I would like to know if the following are correct and if not how and what did I do wrong.
27^-2/3
27^-1/3 = 27^-2/3 - -1/3 = 27^-3/3 sqrt 27
(a^1/2b)^1/2 (ab^1/2) = a^5/4b
since 27 = 3^3,
27^(1/3) = 3
27^(2/3) = 3^2 = 9
So, you have
27^-(2/3) = 1/27^(2/3) = 1/9
the other is correct
Thank you Steve
To determine if the expressions are correct or not, let's break down each one and simplify them:
1. 27^-2/3:
To simplify this expression, we can use exponent rules. When a negative exponent is present, we can rewrite it as the reciprocal with a positive exponent. So, 27^-2/3 can be written as 1/27^2/3. Now, let's simplify 27^(2/3).
Since 27 can be written as 3^3, we have:
1/27^(2/3) = 1/(3^3)^(2/3) = 1/3^(3 * 2/3) = 1/3^2 = 1/9.
So, the correct simplified expression is 1/9.
2. 27^-1/3:
Similar to the previous expression, we can rewrite this as 1/27^(1/3). Simplifying the exponent 27^(1/3):
27^(1/3) = (3^3)^(1/3) = 3^(3 * 1/3) = 3^1 = 3.
Therefore, the simplified expression is 1/3.
It seems there was a confusion in the provided solution: 27^-1/3 is not equal to 27^-2/3. The correct answer is 1/3, not 27^-2/3.
Moving on to the second expression:
3. (a^1/2b)^1/2 (ab^1/2):
To simplify this expression, we can distribute the exponent of 1/2 to both terms inside the parentheses:
(a^1/2b)^1/2 = a^(1/2 * 1/2) * b^(1/2 * 1/2) = a^(1/4) * b^(1/4).
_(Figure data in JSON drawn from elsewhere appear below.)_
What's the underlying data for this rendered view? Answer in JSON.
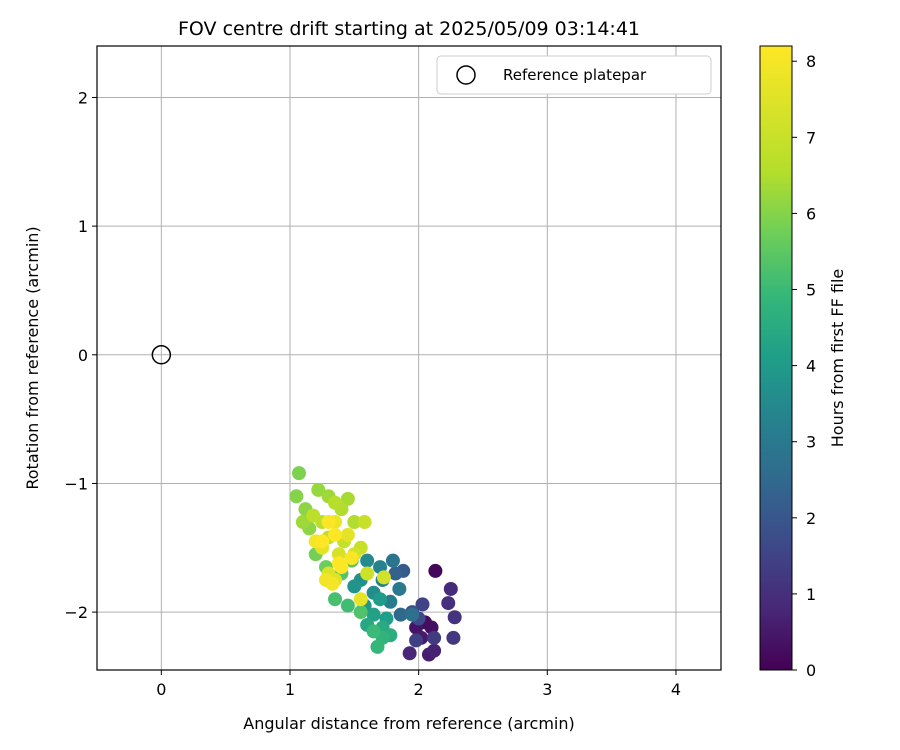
{
  "chart_data": {
    "type": "scatter",
    "title": "FOV centre drift starting at 2025/05/09 03:14:41",
    "xlabel": "Angular distance from reference (arcmin)",
    "ylabel": "Rotation from reference (arcmin)",
    "xlim": [
      -0.5,
      4.35
    ],
    "ylim": [
      -2.45,
      2.4
    ],
    "xticks": [
      0,
      1,
      2,
      3,
      4
    ],
    "yticks": [
      -2,
      -1,
      0,
      1,
      2
    ],
    "xtick_labels": [
      "0",
      "1",
      "2",
      "3",
      "4"
    ],
    "ytick_labels": [
      "−2",
      "−1",
      "0",
      "1",
      "2"
    ],
    "grid": true,
    "legend": {
      "position": "top-right",
      "entries": [
        {
          "label": "Reference platepar",
          "marker": "open-circle"
        }
      ]
    },
    "reference_point": {
      "x": 0,
      "y": 0
    },
    "colorbar": {
      "label": "Hours from first FF file",
      "range": [
        0,
        8.2
      ],
      "ticks": [
        0,
        1,
        2,
        3,
        4,
        5,
        6,
        7,
        8
      ],
      "colormap": "viridis"
    },
    "points": [
      {
        "x": 2.13,
        "y": -1.68,
        "c": 0.1
      },
      {
        "x": 2.05,
        "y": -2.08,
        "c": 0.2
      },
      {
        "x": 2.1,
        "y": -2.12,
        "c": 0.3
      },
      {
        "x": 1.98,
        "y": -2.12,
        "c": 0.4
      },
      {
        "x": 2.02,
        "y": -2.2,
        "c": 0.5
      },
      {
        "x": 2.08,
        "y": -2.33,
        "c": 0.6
      },
      {
        "x": 2.12,
        "y": -2.3,
        "c": 0.7
      },
      {
        "x": 1.93,
        "y": -2.32,
        "c": 0.8
      },
      {
        "x": 2.25,
        "y": -1.82,
        "c": 0.9
      },
      {
        "x": 2.23,
        "y": -1.93,
        "c": 1.0
      },
      {
        "x": 2.28,
        "y": -2.04,
        "c": 1.1
      },
      {
        "x": 2.27,
        "y": -2.2,
        "c": 1.2
      },
      {
        "x": 2.12,
        "y": -2.2,
        "c": 1.3
      },
      {
        "x": 1.98,
        "y": -2.22,
        "c": 1.4
      },
      {
        "x": 2.03,
        "y": -1.94,
        "c": 1.5
      },
      {
        "x": 2.0,
        "y": -2.05,
        "c": 1.7
      },
      {
        "x": 1.95,
        "y": -2.0,
        "c": 1.9
      },
      {
        "x": 1.88,
        "y": -1.68,
        "c": 2.1
      },
      {
        "x": 1.82,
        "y": -1.7,
        "c": 2.3
      },
      {
        "x": 1.86,
        "y": -2.02,
        "c": 2.5
      },
      {
        "x": 1.95,
        "y": -2.02,
        "c": 2.7
      },
      {
        "x": 1.8,
        "y": -1.6,
        "c": 2.8
      },
      {
        "x": 1.85,
        "y": -1.82,
        "c": 3.0
      },
      {
        "x": 1.78,
        "y": -1.92,
        "c": 3.1
      },
      {
        "x": 1.72,
        "y": -1.75,
        "c": 3.2
      },
      {
        "x": 1.7,
        "y": -1.65,
        "c": 3.3
      },
      {
        "x": 1.6,
        "y": -1.6,
        "c": 3.5
      },
      {
        "x": 1.65,
        "y": -1.85,
        "c": 3.6
      },
      {
        "x": 1.55,
        "y": -1.75,
        "c": 3.7
      },
      {
        "x": 1.5,
        "y": -1.8,
        "c": 3.8
      },
      {
        "x": 1.58,
        "y": -1.95,
        "c": 3.9
      },
      {
        "x": 1.7,
        "y": -1.9,
        "c": 4.0
      },
      {
        "x": 1.75,
        "y": -2.05,
        "c": 4.1
      },
      {
        "x": 1.65,
        "y": -2.02,
        "c": 4.2
      },
      {
        "x": 1.6,
        "y": -2.1,
        "c": 4.4
      },
      {
        "x": 1.72,
        "y": -2.12,
        "c": 4.5
      },
      {
        "x": 1.78,
        "y": -2.18,
        "c": 4.6
      },
      {
        "x": 1.72,
        "y": -2.2,
        "c": 4.8
      },
      {
        "x": 1.68,
        "y": -2.27,
        "c": 4.9
      },
      {
        "x": 1.65,
        "y": -2.15,
        "c": 5.0
      },
      {
        "x": 1.45,
        "y": -1.95,
        "c": 5.1
      },
      {
        "x": 1.35,
        "y": -1.9,
        "c": 5.2
      },
      {
        "x": 1.55,
        "y": -2.0,
        "c": 5.3
      },
      {
        "x": 1.4,
        "y": -1.7,
        "c": 5.4
      },
      {
        "x": 1.48,
        "y": -1.6,
        "c": 5.5
      },
      {
        "x": 1.28,
        "y": -1.65,
        "c": 5.7
      },
      {
        "x": 1.2,
        "y": -1.55,
        "c": 5.8
      },
      {
        "x": 1.07,
        "y": -0.92,
        "c": 5.9
      },
      {
        "x": 1.05,
        "y": -1.1,
        "c": 6.0
      },
      {
        "x": 1.12,
        "y": -1.2,
        "c": 6.1
      },
      {
        "x": 1.15,
        "y": -1.35,
        "c": 6.1
      },
      {
        "x": 1.22,
        "y": -1.05,
        "c": 6.2
      },
      {
        "x": 1.3,
        "y": -1.1,
        "c": 6.3
      },
      {
        "x": 1.1,
        "y": -1.3,
        "c": 6.3
      },
      {
        "x": 1.45,
        "y": -1.12,
        "c": 6.4
      },
      {
        "x": 1.5,
        "y": -1.3,
        "c": 6.5
      },
      {
        "x": 1.4,
        "y": -1.2,
        "c": 6.5
      },
      {
        "x": 1.35,
        "y": -1.15,
        "c": 6.6
      },
      {
        "x": 1.25,
        "y": -1.3,
        "c": 6.7
      },
      {
        "x": 1.18,
        "y": -1.25,
        "c": 6.7
      },
      {
        "x": 1.3,
        "y": -1.42,
        "c": 6.8
      },
      {
        "x": 1.42,
        "y": -1.45,
        "c": 6.9
      },
      {
        "x": 1.55,
        "y": -1.5,
        "c": 7.0
      },
      {
        "x": 1.58,
        "y": -1.3,
        "c": 7.0
      },
      {
        "x": 1.6,
        "y": -1.7,
        "c": 7.1
      },
      {
        "x": 1.73,
        "y": -1.73,
        "c": 7.2
      },
      {
        "x": 1.5,
        "y": -1.55,
        "c": 7.2
      },
      {
        "x": 1.38,
        "y": -1.55,
        "c": 7.3
      },
      {
        "x": 1.3,
        "y": -1.7,
        "c": 7.4
      },
      {
        "x": 1.35,
        "y": -1.75,
        "c": 7.5
      },
      {
        "x": 1.25,
        "y": -1.5,
        "c": 7.6
      },
      {
        "x": 1.45,
        "y": -1.4,
        "c": 7.6
      },
      {
        "x": 1.55,
        "y": -1.9,
        "c": 7.7
      },
      {
        "x": 1.35,
        "y": -1.3,
        "c": 7.8
      },
      {
        "x": 1.28,
        "y": -1.75,
        "c": 7.9
      },
      {
        "x": 1.2,
        "y": -1.45,
        "c": 8.0
      },
      {
        "x": 1.33,
        "y": -1.78,
        "c": 8.0
      },
      {
        "x": 1.48,
        "y": -1.58,
        "c": 8.1
      },
      {
        "x": 1.3,
        "y": -1.3,
        "c": 8.1
      },
      {
        "x": 1.4,
        "y": -1.65,
        "c": 8.2
      },
      {
        "x": 1.35,
        "y": -1.4,
        "c": 8.2
      },
      {
        "x": 1.25,
        "y": -1.45,
        "c": 8.2
      },
      {
        "x": 1.38,
        "y": -1.62,
        "c": 8.2
      }
    ]
  }
}
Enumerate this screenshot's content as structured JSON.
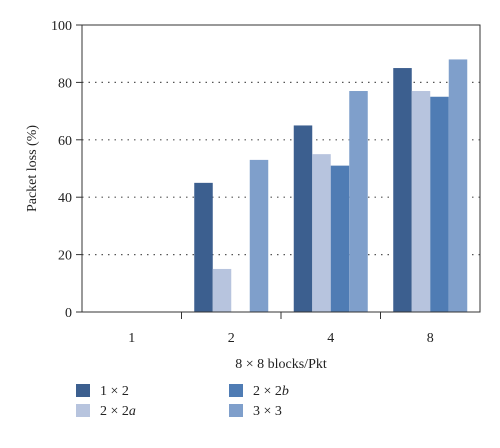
{
  "chart_data": {
    "type": "bar",
    "title": "",
    "xlabel": "8 × 8 blocks/Pkt",
    "ylabel": "Packet loss (%)",
    "ylim": [
      0,
      100
    ],
    "yticks": [
      "0",
      "20",
      "40",
      "60",
      "80",
      "100"
    ],
    "ytick_values": [
      0,
      20,
      40,
      60,
      80,
      100
    ],
    "grid": "horizontal dotted",
    "legend_position": "bottom",
    "categories": [
      "1",
      "2",
      "4",
      "8"
    ],
    "series": [
      {
        "name": "1 × 2",
        "color": "#3c5f8f",
        "values": [
          0,
          45,
          65,
          85
        ]
      },
      {
        "name": "2 × 2a",
        "color": "#b7c4de",
        "values": [
          0,
          15,
          55,
          77
        ]
      },
      {
        "name": "2 × 2b",
        "color": "#4f7cb4",
        "values": [
          0,
          0,
          51,
          75
        ]
      },
      {
        "name": "3 × 3",
        "color": "#7f9fcb",
        "values": [
          0,
          53,
          77,
          88
        ]
      }
    ]
  }
}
Now, let's multiply this simplified expression with the second term, ab^(1/2):
(a^1/4 * b^1/4) * (ab^1/2) = a^(1/4) * b^(1/4) * a * b^(1/2).
To simplify further, we can combine the exponents with the same base:
a^(1/4) * a = a^(1/4 + 1) = a^(5/4).
b^(1/4) * b^(1/2) = b^(1/4 + 1/2) = b^(3/4).
So, the final simplified expression is a^(5/4) * b^(3/4), not a^(5/4b).
In summary, the correct simplified expressions are:
1. 27^-2/3 = 1/9
2. 27^-1/3 = 1/3
3. (a^1/2b)^1/2 (ab^1/2) = a^(5/4) * b^(3/4).